Он, наверное, был не в себе, должно быть, сходил с ума. «Изольда, — сказал он мне. — Изольда… это тоже слова, ты и мне не верь, не верь словам, как тогда не верила лесбиянкам, как я тебе сейчас не верю, нас больше нет, теперь мы, как все».

Мне показалось, что я куда-то проваливаюсь: «Ты и меня тоже хочешь закопать вместе с воспоминаниями…»

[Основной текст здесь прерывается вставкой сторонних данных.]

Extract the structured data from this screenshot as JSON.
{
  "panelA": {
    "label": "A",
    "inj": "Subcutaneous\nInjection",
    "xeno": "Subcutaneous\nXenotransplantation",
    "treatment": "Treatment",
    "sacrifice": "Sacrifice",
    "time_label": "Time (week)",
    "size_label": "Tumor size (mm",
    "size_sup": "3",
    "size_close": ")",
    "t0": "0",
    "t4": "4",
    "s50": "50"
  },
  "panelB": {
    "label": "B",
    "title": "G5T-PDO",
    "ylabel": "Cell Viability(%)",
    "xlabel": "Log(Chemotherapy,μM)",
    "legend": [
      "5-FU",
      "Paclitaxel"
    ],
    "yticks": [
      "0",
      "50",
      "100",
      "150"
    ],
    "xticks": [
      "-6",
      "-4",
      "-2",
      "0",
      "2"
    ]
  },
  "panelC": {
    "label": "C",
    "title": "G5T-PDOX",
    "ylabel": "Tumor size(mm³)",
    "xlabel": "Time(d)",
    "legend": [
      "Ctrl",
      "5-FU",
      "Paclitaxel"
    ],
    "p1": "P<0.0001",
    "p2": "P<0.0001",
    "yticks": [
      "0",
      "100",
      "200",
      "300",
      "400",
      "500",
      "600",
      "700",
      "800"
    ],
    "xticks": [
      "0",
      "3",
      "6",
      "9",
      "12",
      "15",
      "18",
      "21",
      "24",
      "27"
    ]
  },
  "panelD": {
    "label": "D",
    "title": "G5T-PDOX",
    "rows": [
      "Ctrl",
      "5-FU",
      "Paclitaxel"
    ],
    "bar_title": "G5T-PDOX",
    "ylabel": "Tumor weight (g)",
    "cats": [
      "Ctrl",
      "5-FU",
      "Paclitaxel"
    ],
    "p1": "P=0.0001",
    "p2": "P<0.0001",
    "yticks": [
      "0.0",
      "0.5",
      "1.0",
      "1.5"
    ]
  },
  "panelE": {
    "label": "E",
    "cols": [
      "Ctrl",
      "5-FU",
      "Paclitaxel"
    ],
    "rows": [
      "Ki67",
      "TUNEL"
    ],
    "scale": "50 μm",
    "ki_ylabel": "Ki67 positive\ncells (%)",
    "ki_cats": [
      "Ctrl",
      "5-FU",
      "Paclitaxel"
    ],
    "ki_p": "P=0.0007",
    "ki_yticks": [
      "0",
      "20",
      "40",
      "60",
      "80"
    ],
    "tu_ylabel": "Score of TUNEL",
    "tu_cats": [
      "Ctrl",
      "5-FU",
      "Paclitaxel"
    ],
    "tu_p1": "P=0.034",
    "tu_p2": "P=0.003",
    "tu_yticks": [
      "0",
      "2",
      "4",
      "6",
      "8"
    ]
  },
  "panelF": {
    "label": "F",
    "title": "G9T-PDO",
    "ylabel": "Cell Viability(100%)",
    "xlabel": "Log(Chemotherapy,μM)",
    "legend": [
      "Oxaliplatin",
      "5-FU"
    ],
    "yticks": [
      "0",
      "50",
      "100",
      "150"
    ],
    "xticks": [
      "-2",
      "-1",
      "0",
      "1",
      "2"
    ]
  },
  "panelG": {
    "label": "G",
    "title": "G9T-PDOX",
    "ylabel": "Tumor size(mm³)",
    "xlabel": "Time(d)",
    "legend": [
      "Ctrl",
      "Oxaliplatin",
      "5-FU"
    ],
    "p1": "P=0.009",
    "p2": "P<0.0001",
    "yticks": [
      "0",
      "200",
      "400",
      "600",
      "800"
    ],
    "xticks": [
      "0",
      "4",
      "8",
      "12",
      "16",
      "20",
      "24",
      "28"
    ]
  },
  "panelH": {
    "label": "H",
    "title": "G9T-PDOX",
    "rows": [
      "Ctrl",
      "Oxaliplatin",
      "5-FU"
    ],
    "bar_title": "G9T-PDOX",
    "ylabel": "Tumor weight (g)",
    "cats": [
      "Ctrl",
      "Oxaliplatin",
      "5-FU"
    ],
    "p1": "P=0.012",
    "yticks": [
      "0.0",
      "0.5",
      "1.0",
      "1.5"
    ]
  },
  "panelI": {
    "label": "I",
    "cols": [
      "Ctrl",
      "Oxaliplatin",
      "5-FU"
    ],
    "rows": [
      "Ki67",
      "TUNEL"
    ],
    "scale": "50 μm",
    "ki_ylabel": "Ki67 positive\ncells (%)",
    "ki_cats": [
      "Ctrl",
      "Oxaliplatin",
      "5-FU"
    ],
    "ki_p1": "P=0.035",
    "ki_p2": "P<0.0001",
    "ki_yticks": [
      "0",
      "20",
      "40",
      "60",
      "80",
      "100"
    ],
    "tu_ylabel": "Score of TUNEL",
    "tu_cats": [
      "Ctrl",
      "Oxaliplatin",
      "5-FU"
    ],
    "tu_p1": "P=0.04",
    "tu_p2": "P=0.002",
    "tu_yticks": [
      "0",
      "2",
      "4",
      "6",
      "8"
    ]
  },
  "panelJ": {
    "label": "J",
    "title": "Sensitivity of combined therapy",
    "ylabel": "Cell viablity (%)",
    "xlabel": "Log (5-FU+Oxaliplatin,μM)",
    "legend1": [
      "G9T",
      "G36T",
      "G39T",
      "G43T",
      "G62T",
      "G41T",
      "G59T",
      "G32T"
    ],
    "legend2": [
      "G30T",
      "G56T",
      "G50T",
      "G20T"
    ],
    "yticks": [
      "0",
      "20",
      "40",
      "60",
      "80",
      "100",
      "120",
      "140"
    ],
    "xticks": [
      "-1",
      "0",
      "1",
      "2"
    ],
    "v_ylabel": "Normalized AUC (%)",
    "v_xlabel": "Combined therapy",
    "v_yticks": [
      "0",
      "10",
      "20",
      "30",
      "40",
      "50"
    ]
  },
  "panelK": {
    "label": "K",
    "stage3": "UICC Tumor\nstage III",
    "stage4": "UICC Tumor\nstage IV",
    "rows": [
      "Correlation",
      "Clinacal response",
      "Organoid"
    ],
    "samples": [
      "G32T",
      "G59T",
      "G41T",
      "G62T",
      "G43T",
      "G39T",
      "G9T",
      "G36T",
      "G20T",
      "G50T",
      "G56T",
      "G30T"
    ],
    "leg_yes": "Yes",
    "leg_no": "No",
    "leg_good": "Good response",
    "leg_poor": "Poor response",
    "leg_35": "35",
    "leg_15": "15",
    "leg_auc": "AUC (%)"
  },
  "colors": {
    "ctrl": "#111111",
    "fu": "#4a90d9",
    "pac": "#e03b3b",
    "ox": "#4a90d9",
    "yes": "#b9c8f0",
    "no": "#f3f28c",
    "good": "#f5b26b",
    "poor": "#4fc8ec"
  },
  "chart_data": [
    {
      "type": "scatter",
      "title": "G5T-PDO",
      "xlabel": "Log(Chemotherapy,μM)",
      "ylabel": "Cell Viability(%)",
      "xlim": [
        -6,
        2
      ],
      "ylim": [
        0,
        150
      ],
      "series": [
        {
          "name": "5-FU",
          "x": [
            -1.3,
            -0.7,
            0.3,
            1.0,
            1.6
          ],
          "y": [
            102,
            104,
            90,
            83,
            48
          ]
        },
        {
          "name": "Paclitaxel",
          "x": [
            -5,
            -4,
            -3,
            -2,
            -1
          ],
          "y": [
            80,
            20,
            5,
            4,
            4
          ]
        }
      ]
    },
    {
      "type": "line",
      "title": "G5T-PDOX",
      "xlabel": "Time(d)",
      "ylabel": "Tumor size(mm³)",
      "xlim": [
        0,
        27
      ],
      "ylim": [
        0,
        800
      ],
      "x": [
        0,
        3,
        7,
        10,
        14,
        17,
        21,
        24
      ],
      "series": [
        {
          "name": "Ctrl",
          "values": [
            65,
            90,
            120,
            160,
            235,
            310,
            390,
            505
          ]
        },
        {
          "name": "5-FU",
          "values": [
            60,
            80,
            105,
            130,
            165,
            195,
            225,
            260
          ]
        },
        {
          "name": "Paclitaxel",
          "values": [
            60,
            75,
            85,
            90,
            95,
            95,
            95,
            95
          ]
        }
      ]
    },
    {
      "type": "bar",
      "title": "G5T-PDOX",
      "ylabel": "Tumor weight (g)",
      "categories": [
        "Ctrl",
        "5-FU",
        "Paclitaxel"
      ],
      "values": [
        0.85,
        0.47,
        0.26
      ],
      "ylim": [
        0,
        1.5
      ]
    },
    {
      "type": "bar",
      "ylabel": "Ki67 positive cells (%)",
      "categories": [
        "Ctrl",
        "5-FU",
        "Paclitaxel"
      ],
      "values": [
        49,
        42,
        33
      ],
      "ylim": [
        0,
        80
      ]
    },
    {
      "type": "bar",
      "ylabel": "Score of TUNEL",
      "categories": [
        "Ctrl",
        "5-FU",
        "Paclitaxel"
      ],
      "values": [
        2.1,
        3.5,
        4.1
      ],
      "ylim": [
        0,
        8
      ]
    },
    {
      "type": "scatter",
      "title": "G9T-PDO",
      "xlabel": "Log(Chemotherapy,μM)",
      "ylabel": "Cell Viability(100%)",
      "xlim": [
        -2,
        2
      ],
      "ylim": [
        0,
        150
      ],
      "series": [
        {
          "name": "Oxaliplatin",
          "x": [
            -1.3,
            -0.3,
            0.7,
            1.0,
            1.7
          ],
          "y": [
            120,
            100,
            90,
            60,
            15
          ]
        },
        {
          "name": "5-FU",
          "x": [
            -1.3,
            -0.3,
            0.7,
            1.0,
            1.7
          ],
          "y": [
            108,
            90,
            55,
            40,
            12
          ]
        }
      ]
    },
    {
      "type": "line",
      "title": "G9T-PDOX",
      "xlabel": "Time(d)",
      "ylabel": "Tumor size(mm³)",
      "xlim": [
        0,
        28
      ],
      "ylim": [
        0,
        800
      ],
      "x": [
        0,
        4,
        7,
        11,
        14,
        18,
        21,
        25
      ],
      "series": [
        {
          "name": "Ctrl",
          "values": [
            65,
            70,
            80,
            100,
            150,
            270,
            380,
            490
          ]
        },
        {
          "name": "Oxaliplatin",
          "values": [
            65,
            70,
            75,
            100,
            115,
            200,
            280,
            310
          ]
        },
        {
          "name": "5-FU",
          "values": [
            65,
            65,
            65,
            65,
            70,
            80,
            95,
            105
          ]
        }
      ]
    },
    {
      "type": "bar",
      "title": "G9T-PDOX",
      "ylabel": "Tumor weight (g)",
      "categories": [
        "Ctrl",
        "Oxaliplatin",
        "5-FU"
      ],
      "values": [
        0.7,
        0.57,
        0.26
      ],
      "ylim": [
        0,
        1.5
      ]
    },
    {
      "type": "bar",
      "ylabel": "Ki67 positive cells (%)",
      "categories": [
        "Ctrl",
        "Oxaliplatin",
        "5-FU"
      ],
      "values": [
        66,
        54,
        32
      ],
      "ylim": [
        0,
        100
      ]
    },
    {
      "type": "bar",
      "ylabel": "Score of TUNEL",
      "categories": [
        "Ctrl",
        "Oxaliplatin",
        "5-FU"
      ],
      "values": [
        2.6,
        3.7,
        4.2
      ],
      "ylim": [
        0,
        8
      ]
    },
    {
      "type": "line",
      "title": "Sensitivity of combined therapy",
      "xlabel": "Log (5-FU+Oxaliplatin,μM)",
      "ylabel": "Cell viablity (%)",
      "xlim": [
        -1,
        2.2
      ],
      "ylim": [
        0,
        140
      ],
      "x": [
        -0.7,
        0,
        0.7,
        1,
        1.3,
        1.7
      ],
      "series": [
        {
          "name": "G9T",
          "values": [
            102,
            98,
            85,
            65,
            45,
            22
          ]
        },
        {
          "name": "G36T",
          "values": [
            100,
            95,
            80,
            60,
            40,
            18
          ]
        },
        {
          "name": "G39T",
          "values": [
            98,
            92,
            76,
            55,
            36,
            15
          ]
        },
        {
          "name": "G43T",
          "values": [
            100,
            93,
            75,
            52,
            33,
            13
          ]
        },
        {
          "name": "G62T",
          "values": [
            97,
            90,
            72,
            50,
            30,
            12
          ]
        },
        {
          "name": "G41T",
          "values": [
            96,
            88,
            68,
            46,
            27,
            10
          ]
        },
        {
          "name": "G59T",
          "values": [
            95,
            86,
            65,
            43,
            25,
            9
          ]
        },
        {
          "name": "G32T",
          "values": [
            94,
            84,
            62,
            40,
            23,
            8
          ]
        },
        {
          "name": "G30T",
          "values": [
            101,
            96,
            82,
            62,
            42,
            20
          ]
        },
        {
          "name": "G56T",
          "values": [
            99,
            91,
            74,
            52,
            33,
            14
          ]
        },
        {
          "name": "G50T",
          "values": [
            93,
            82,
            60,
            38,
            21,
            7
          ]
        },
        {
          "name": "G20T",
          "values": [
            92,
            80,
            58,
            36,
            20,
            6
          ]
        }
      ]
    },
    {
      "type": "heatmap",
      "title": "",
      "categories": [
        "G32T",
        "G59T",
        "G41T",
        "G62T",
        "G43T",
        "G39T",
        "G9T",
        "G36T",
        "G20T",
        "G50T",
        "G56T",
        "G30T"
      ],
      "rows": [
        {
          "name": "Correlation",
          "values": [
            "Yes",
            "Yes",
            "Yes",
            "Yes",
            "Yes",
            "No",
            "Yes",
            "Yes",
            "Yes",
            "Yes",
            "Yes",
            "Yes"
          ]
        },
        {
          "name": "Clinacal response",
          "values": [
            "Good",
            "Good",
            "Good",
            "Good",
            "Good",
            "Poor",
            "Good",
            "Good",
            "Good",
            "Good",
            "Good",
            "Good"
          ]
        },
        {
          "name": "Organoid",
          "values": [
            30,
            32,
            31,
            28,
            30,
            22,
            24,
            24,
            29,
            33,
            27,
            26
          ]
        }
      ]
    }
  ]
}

Он обнял меня. «Жаль, — говорит, — жаль», мне стало страшно, я знала одно — надо защищаться, иначе все пойдет к черту, оттолкнула его: «Чего тебе жалко?» — кричу громко, во всю глотку. «Жизни жалко», — отвечает, окно зашторено, душно — кругом окурки, постели не застелены… «Но ведь мы еще молодые, — кричу я, — молодые! Рано тебе о жизни жалеть!» Я схватила бутылку с вином, налила ему и себе, выпьем за нашу длинную жизнь — это я сказала ему без слов, мы сидели, пили, он положил руку мне на колено: «Нужно помнить!» «Ты прав, дорогой, помнить нужно», — крикнула я ему. «Помнишь, как мы в первый раз пошли в кино, помнишь фильм, мы его не видели, потому что выросло огромное персиковое дерево и поглотило нас».

Он побрился, я надела красное платье, он свистел в ванной, как дрозд, я сказала: «Идем, идем скорей отсюда, посмотрим на белый свет», подняла шторы, в комнате стало светло, у дверей стоял пес, готовый в путь, и в его глазах светилось вечернее солнце, он глядел то на меня, то на Михала, скулил от любви и вовсю дрожал мелкой дрожью.